My first instinct was that COBOL’s immobility is a “people” problem. The engineers who wrote it have retired, or worse. Documentation is gone. Fewer young engineers can even read COBOL anymore. If that’s the whole story, this should be exactly where AI shines — reading mountains of undocumented legacy code and explaining it is precisely the kind of work today’s LLMs are eager to do. And indeed, AWS has a product that scans legacy codebases to surface technical debt — legacy migration support is one of the current front lines of applied AI.

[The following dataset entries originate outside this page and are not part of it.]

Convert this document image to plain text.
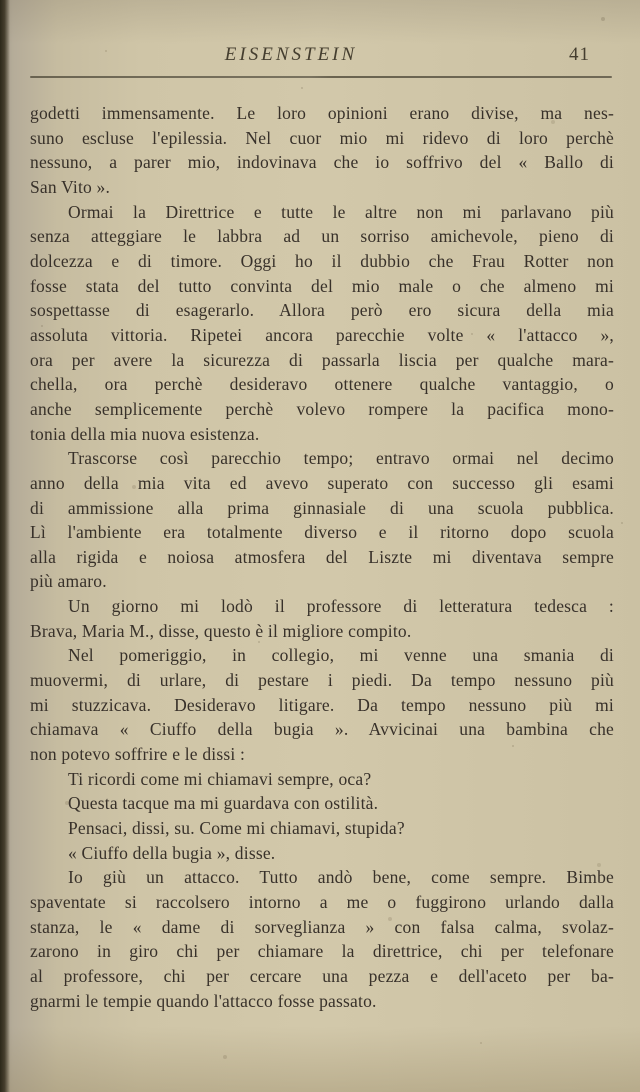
EISENSTEIN	41
godetti immensamente. Le loro opinioni erano divise, ma nes-
suno escluse l'epilessia. Nel cuor mio mi ridevo di loro perchè
nessuno, a parer mio, indovinava che io soffrivo del « Ballo di
San Vito ».
Ormai la Direttrice e tutte le altre non mi parlavano più
senza atteggiare le labbra ad un sorriso amichevole, pieno di
dolcezza e di timore. Oggi ho il dubbio che Frau Rotter non
fosse stata del tutto convinta del mio male o che almeno mi
sospettasse di esagerarlo. Allora però ero sicura della mia
assoluta vittoria. Ripetei ancora parecchie volte « l'attacco »,
ora per avere la sicurezza di passarla liscia per qualche mara-
chella, ora perchè desideravo ottenere qualche vantaggio, o
anche semplicemente perchè volevo rompere la pacifica mono-
tonia della mia nuova esistenza.
Trascorse così parecchio tempo; entravo ormai nel decimo
anno della mia vita ed avevo superato con successo gli esami
di ammissione alla prima ginnasiale di una scuola pubblica.
Lì l'ambiente era totalmente diverso e il ritorno dopo scuola
alla rigida e noiosa atmosfera del Liszte mi diventava sempre
più amaro.
Un giorno mi lodò il professore di letteratura tedesca :
Brava, Maria M., disse, questo è il migliore compito.
Nel pomeriggio, in collegio, mi venne una smania di
muovermi, di urlare, di pestare i piedi. Da tempo nessuno più
mi stuzzicava. Desideravo litigare. Da tempo nessuno più mi
chiamava « Ciuffo della bugia ». Avvicinai una bambina che
non potevo soffrire e le dissi :
Ti ricordi come mi chiamavi sempre, oca?
Questa tacque ma mi guardava con ostilità.
Pensaci, dissi, su. Come mi chiamavi, stupida?
« Ciuffo della bugia », disse.
Io giù un attacco. Tutto andò bene, come sempre. Bimbe
spaventate si raccolsero intorno a me o fuggirono urlando dalla
stanza, le « dame di sorveglianza » con falsa calma, svolaz-
zarono in giro chi per chiamare la direttrice, chi per telefonare
al professore, chi per cercare una pezza e dell'aceto per ba-
gnarmi le tempie quando l'attacco fosse passato.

But that alone doesn’t feel like the full picture. Decades of patches have piled up in COBOL settlement systems, and the answer to “why does this one line exist” is sometimes something like “it works around a specific edge case that happened some years back” (a generic example, not a real one). AI can read that logic and explain it — the wall of understanding is genuinely being worn down by AI.
But a different wall remains: proving that the rewritten system behaves identically to the original, down to the last detail. You have to convince regulators and auditors that the new and old systems produce matching results across every transaction pattern that could occur in production. That’s not “read and understand” work — it’s “enumerate everything that could possibly happen and verify it,” a completely different axis from how fast you can read code. AWS’s own writeup on lessons from real-world COBOL modernization points to the same thing: the main causes of failure weren’t a lack of technical skill in the port itself, but the inability to prove functional equivalence against real production data, and organizations underestimating the effort involved.
In other words, the COBOL wall isn’t one wall — it’s two walls stacked on top of each other: a wall of understanding and a wall of proof. AI is chipping away at the former. The latter still only moves at the speed of human trust.
TS’s path dependency was a moat that accelerates the moment you get on it. COBOL’s path dependency is a wall made of a part that’s crumbling and a part that isn’t. Same underlying shape — path beats logic — but which parts AI can change and which it can’t differ completely.
So for now, I’m betting on TS
Back to where this started: “best language for AI.” Articles like that are mapping a world where you use a language to build AI. What I actually wanted was a map of what AI writes when it’s driving — a different axis entirely. Picking a language off the old map doesn’t answer the question I actually have.
Right now, the answer to axis 2 is TS, and what’s propping it up isn’t technical optimality — it’s the sheer size of its convenience loop. Loops that big don’t collapse easily. Betting on TS for now seems like the rational call, regardless of whether it’s the technically optimal choice. Though it’s worth remembering: if all you want is the fastest possible working prototype right now, plain JavaScript or Python will get an agent there faster and cheaper than TS will. If you’re trying to decide what to learn and you’re stuck on language choice, you’re better off looking at what AI agents can actually write well and fast today than trusting whatever stale “best language for AI” article turns up in search.